During an earnings call last week, Simon Property Chief Executive David Simon addressed concerns about the higher frequency of retailer investments. He said the company's aggregate investment in the two retailers is very small, just less than $50 million, and that ratings firms wouldn't think twice about it.
"If we didn't believe in the brand and we didn't think we could make money, we wouldn't do it. And it's...probably the same people that told Amazon to stay just in the book business, OK?" said Mr. Simon. "There's just nothing out there that says you can't make smart investments outside of your core businesses."
As part of a consortium, Simon purchased apparel retailer Aéropostale Inc. out of bankruptcy in 2016. The mall operator said in February it invested $25 million in the retailer and has received $13 million in distributions, and that Aéropostale earnings have reached around $80 million from a loss of $100 million three years ago. Simon also purchased Forever 21 Inc. with some partners early this year.
Still, some analysts said that in one sense Simon Property has been restrained. The landlord has made attempts for only three out of the 26 retailers to have filed for bankruptcy so far this year. "They're not going after everyone," said Alexander Goldfarb, a senior research analyst at Piper Sandler Cos.
Mr. Simon declined to comment about any logistics partnership with Amazon on the call, but he noted that more retailers are distributing their e-commerce orders from their stores through curbside pickup. "That's a good trend long-term for us," said Mr. Simon.

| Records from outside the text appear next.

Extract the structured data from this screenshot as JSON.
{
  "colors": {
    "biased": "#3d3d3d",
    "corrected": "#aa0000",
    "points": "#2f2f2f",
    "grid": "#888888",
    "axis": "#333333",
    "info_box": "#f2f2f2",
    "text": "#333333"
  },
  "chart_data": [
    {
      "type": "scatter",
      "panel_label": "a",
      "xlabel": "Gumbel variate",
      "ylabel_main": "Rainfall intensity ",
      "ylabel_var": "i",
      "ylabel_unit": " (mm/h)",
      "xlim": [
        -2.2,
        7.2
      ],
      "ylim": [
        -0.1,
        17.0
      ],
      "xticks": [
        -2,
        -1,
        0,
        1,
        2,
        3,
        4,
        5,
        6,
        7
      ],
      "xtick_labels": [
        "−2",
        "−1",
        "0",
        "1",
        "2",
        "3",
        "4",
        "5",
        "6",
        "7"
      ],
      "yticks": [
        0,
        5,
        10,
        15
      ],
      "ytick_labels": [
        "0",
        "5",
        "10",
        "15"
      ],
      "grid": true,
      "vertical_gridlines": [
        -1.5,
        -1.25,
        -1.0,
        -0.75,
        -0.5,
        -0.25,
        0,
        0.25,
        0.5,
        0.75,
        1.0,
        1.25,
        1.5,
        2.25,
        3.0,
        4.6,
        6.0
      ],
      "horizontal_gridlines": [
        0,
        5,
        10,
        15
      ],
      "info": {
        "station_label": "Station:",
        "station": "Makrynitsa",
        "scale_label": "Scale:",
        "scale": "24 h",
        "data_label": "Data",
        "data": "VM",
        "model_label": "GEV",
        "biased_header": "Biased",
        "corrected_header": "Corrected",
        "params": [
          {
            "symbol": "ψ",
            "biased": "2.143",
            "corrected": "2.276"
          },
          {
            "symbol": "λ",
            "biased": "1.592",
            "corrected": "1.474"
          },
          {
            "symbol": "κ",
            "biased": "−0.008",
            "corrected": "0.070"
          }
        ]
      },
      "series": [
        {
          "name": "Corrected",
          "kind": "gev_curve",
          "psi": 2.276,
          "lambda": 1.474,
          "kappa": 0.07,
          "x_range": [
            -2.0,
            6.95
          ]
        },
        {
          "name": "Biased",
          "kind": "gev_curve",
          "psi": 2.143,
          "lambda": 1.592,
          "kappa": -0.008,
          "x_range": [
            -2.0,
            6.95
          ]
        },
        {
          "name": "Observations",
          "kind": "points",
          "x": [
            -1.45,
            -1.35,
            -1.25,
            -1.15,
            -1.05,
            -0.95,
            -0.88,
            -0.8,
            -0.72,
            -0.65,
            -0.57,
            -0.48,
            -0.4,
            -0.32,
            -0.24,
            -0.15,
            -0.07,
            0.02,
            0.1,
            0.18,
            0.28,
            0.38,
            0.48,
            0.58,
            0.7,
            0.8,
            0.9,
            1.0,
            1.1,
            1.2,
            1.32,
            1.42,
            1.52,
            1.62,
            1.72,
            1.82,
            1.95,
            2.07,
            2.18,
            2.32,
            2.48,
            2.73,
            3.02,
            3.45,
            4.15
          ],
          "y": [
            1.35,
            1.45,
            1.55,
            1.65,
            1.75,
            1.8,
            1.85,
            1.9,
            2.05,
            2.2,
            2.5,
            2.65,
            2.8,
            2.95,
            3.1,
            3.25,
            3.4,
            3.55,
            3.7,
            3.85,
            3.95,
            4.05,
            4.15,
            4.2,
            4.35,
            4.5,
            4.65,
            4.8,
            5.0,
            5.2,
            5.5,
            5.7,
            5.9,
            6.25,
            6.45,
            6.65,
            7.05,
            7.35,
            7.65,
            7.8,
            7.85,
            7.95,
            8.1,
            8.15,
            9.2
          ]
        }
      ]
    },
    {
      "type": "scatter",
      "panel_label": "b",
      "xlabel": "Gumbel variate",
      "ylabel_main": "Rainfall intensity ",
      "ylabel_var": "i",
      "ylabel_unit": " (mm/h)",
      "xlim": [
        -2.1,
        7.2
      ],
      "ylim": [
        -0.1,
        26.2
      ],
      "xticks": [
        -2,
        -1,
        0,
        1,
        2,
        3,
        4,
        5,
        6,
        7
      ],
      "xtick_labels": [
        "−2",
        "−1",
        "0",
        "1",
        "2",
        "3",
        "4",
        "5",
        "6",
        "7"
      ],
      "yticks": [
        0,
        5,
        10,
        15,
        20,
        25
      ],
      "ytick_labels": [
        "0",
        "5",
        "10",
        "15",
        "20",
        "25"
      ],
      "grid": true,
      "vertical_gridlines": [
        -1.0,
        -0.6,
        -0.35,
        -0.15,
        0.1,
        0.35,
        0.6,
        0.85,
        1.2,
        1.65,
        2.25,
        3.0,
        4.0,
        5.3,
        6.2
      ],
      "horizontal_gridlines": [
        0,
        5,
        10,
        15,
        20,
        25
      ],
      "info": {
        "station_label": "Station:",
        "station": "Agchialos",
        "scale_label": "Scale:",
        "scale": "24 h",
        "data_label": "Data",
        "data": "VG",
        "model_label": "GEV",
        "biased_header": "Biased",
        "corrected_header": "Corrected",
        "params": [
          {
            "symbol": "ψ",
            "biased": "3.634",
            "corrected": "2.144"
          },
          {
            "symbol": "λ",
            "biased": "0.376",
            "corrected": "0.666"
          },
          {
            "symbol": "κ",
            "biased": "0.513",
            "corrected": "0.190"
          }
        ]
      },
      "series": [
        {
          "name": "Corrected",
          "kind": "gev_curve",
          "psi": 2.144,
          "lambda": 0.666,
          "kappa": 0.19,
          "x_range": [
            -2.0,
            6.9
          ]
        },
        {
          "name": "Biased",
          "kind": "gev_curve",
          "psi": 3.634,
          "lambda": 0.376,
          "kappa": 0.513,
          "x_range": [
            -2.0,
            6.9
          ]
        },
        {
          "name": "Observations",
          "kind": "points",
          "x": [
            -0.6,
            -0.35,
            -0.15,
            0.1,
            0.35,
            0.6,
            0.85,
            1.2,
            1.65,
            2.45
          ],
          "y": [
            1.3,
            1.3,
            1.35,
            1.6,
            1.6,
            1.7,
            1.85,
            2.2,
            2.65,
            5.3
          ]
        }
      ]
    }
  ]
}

The discussions with Amazon over converting some department stores into fulfillment centers are still in preliminary stages and a variety of uses are being considered, including a hybrid of retail and warehouses, according to a person familiar with the matter.
Simon risks alienating other mall tenants that would prefer a traditional anchor, rather than their chief online competitor. But if Amazon could include a retail-store portion such as a bookstore, a cashierless convenience store and returns drop-off, it would be additive to mall traffic that other mall tenants would appreciate, analysts from Jefferies Research said.